A tropical polytope admits multiple vertices. Among those vertices, there is a special set of the vertices that fully describes the polytope — they are called the extreme vertices or simply extremes. So the key question here is that whether or not we can find all the extreme vertices efficiently.

Current progress

Firstly, given a vertex, we need to know whether it is an extreme. We’ve shown the previous characterization by Bernstein⁸ for the extreme vertices is not sufficient for most cases. The only case when it’s sufficient is when the number of the leaves of the tree is $3$⁹.

We proposed an exterior description of the tropical polytope formed by the minimizer ultrametrics. Thus we can use the algorithms proposed by Allamigeon⁵ to determine the extremality of a vertex efficiently. We can also compute all the extremes. However, the time complexity is exponential.

The tangent hypergraph techniques proposed in ⁵ enables us to transform each vertex of the polytope as a hypergraph. We are working on an algorithm that computes the extremes based on the manipulation of the hypergraph.

References

Phylogenetic trees

1 Naoko Takezaki and Masatoshi Nei. Genetic distances and reconstruction of phylogenetic trees from microsatellite DNA. Genetics, 144(1):389-399, 1996.

2 Naruya Saitou and Masatoshi Nei. The neighbor-joining method: a new method for reconstructing phylogenetic trees. Molecular biology and evolution, 4(4):406-425, 1987.

Tropical geometry

3 Ruriko Yoshida, Leon Zhang and Xu Zhang. Tropical principal component analysis and its application to phylogenetics. Bulletin of mathematical biology, 81(2):568-597, 2019.

4 Diane Maclagan and Bernd Sturmfels. Introduction to tropical geometry. American Mathematical Soc., volume 161, 2015.

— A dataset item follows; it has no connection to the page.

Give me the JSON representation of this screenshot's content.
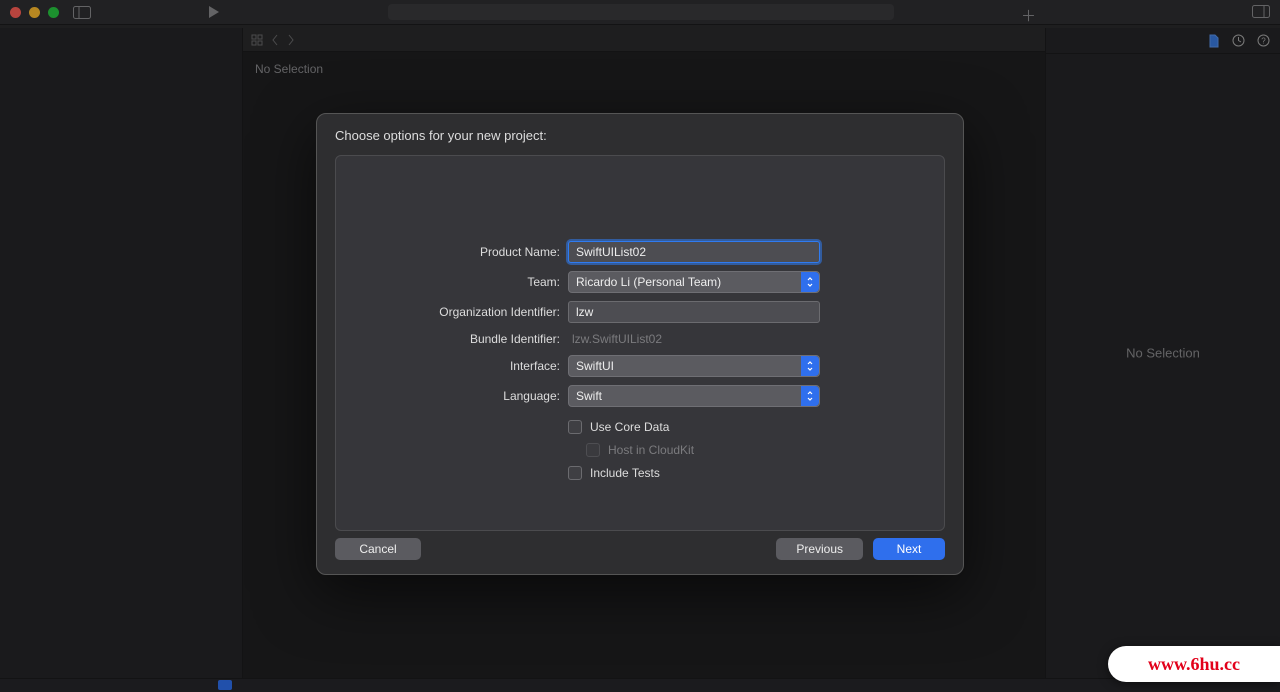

5 Xavier Allamigeon, Stéphane Gaubert and Éric Goubault. Computing the vertices of tropical polyhedra using directed hypergraphs. Discrete & Computational Geometry, 49(2):247-279, 2013.

6 Federico Ardila and Caroline J Klivans. The Bergman complex of a matroid and phylogenetic trees. Journal of Combinatorial Theory, Series B, 96(1):38-49, 2006.

7 Bo Lin, Anthea Monod and Ruriko Yoshida. Tropical foundations for probability & statistics on phylogenetic tree space. arXiv preprint arXiv:1805.12400, 2018.

8 Daniel Irving Bernstein. L-infinity optimization to Bergman fans of matroids with an application to phylogenetics. arXiv preprint arXiv:1702.05141, 2017.

9 Luyan Yu. Extreme rays of the $\ell^\infty $-nearest ultrametric tropical polytope. Linear Algebra and its Application, 587:23-44, 2019.